模型版本換了、prompt 改了一行、chunk 參數動了一格——CI 全綠。這個系列寫到現在,這棵樹上有近兩千個 unit test 與 behave 的 37 個 scenario,但沒有一個能回答「答案的品質有沒有退化」:它們驗的是狀態碼、錯誤信封、SSE 事件詞彙,不是內容。Day 28 補這一層,而且動手前要先回答一個結構問題:品質斷言裡,哪些有資格決定 exit code?讀完這篇你會帶走一份兩層 eval 的設計——dataset 格式、judge 契約、人工判定的證據鏈,以及「哪些斷言永遠不准碰 gate」這條線怎麼用結構而不是紀律守住。
盤點這個 lab 現有的東西:三個既有工具各蓋住一層 eval,只差沒有人給它們一個總名字。
| 既有產物 | 蓋住哪一層 | 已經做對的事 |
|---|---|---|
tools/compare_retrieval.py(Day 13) |
檢索層 golden set | 凍結查詢集、預先登記 chunk id、一次只動一個變數 |
tools/tenant_smoke.py(Day 15) |
權限層 regression | PASS/FAIL/INCONCLUSIVE 三態;絕不對空結果集下斷言 |
tests/bdd/features/(behave) |
契約層 regression | HTTP 狀態碼、錯誤信封、SSE 詞彙 |
第一列就是教科書上說的 golden questions:一組凍結的題目,加上「我希望系統怎麼答」的預先登記。這個 lab 在 Day 13 就寫了一份,只是當時它叫「檢索比較工具」。

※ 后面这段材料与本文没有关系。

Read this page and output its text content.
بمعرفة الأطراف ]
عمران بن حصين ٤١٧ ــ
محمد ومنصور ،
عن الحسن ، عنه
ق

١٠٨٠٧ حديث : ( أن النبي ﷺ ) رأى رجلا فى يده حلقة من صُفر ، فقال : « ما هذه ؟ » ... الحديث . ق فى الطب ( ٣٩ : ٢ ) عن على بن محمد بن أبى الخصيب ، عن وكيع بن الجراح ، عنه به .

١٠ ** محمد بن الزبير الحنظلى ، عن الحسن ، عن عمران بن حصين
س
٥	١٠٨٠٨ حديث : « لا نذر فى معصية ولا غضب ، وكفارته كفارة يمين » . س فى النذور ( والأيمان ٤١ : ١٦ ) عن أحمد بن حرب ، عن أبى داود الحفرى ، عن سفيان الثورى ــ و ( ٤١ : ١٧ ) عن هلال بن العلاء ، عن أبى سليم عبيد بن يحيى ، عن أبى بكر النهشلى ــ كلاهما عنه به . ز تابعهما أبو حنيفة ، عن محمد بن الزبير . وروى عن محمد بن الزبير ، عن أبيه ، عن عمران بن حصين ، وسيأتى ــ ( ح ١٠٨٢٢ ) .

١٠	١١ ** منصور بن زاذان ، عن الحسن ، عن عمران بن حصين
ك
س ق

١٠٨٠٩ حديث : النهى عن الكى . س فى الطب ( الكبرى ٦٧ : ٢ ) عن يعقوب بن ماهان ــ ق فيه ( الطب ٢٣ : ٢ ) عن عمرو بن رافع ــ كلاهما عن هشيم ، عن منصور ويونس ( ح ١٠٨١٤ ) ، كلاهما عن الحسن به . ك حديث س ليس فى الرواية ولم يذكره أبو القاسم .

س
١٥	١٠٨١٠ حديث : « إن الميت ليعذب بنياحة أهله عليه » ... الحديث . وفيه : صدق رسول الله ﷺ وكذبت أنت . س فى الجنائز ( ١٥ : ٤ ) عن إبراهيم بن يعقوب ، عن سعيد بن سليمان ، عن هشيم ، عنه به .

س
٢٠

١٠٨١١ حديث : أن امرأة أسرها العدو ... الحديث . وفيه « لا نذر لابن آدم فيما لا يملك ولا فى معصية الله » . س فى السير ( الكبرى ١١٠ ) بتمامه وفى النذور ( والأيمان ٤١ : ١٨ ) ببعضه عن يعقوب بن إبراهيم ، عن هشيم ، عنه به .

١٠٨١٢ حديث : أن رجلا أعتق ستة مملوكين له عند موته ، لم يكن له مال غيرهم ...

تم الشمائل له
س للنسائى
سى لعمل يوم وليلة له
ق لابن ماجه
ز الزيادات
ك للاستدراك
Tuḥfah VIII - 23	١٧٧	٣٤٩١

真正缺的只有一層:生成品質。答案有沒有落在來源裡、有沒有答到該答的事實、有沒有把不該混進來的數字講出來——這些沒有任何一個既有測試在看。
Day 28 的產出就是這一層:十題 golden-question dataset(tools/eval_cases.json)與一支兩層 runner(tools/eval_run.py)。
設計理由的完整版在 docs/evaluation.md。生產 code 一行未動:runner 自己把 sample corpus 灌進 fake retriever,不為了測試去改被測物。
十題裡的斷言天生分成兩種。「回應的 status 是 answered」「sources 裡必須有 returns-policy 這份文件」「跨租戶的文件不得出現」——這些是程式能判的,重跑一百次答案相同。「答案有沒有涵蓋『標準購買 30 天可退』這個事實」——這要另一個模型當 judge 來讀,而同一份答案送審五次,verdict 可能翻。
所以分界的判準不是斷言重不重要,也不是 judge 準不準,是重跑會不會給同一個答案。CI gate 的全部價值建立在「紅了就是真的壞了」上;把一個會抖的判定放進 gate,工程師很快就會學會 rerun until green,那時 gate 已經死了,只是還在動。
忍喵:「rerun until green 不是假想情境。gate 一開始抖,紅色就再也叫不動人——這條線畫在『重跑會不會一樣』上,畫對了。」
常見的做法是給 judge 打分數、低於閾值就 fail build。這條路我否決了,理由是自己家的量測紀律:十題是手挑的,任何從它導出的分數都會被讀成母體估計;而 Day 13 已經實測過一次「分數沒有鑑別力」的教訓(RRF 分數),不需要再學一遍。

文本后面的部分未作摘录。